Né à Smyrne (Izmir en Turquie actuelle) entre 120 et 130, Irénée est un personnage assez bien connu de l’historiographie bien que ses écrits soient demeurés longtemps introuvables. La plupart des renseignements concernant sa vie nous sont donnés par Irénée lui-même, dans son œuvre. Nous sommes également renseignés par Eusèbe de Césarée qui décrit les persécutions subies par la communauté de Lyon au IIème siècle. Deuxième épiscope de la ville, il a connu Polycarpe de Smyrne et fut – selon Jérôme de Stridon – un disciple de Papias de Hiérapolis. Arrivé à Lyon vers 175 en tant que simple « prêtre », Irénée assiste alors l’épiscope Pothin dans la conduite spirituelle de la communauté. Lorsque ce dernier meurt, victime de la persécution déclenchée sous Marc-Aurèle en 177, c’est Irénée qui lui succède et est chargé de porter la lettre relatant la situation lyonnaise à Eleuthère, épiscope de Rome (auquel il se présente en qualité de « presbytre »). Son rôle à la tête de la communauté est marqué par une forte activité missionnaire ayant abouti à la création de plusieurs diocèses gaulois (Besançon par exemple). Selon les témoignages fort tardifs de Jérôme et Grégoire de Tours, il serait mort martyr durant la persécution de Septime Sévère (202) mais rien ne permet à l’heure actuelle de confirmer ce fait.
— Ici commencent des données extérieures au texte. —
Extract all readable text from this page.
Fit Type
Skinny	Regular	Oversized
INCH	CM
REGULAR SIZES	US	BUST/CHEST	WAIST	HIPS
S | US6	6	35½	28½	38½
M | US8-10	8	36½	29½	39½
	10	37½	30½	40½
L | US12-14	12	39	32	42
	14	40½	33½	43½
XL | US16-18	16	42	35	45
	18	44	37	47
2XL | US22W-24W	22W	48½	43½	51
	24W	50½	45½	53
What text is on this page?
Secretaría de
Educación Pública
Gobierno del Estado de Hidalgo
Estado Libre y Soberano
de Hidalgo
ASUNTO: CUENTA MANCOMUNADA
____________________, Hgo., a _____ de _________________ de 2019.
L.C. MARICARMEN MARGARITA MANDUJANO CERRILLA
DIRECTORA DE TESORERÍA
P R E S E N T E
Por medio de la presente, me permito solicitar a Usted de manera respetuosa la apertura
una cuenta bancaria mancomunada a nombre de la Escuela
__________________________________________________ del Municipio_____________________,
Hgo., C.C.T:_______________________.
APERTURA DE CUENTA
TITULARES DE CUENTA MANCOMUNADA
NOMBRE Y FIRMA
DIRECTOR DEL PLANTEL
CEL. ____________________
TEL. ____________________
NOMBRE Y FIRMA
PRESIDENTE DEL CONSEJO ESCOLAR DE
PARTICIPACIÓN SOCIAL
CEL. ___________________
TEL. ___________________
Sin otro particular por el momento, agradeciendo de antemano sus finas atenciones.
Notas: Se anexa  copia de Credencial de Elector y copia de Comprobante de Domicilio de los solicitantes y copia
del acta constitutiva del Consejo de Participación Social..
          Irénée est l’auteur d’une œuvre majeure de la littérature patristique, intitulée Réfutation de la Gnose au nom menteur mais plus connue sous l’appellation Contre les Hérésies (Aduersus hæreses) en cinq livres. Dans cet ouvrage, il fait œuvre de théologien systématique et entreprend de démontrer la fausseté des conceptions de ceux que l’on appelle « Gnostiques » (notamment le plus célèbre, Valentin), démontrant habilement que la véritable gnose (connaissance) est celle transmise par la prédication apostolique et conservée dans l’enseignement qui en est hérité.  Pour lui, l’orthodoxie dépend directement de l’histoire du salut débutée au début de l’Ancien Testament, selon un dessein divin ininterrompu. Irénée fait preuve d’une très grande maîtrise de la rhétorique pour contester point par point les arguments avancés par ses adversaires. Jamais outrancier, il manifeste bien sa réputation pacifique (déjà prouvée lors des conflits concernant la date de la Pâque) et fonde solidement son argumentation sur la dualité entre la chair magnifiée par le Christ et l’esprit dans lequel s’incarne la perfection de la création. En cela, la pensée d’Irénée est clairement influencée par la théologie de Jean. Les prétentions apostoliques des Gnostiques sont faussées par le détournement de cette dualité et une conception déviante du Christ. Il est également l’auteur d’une Démonstration de la prédication apostolique parvenue uniquement dans une traduction arménienne (à l’instar de nombreux fragments du Contre les hérésies).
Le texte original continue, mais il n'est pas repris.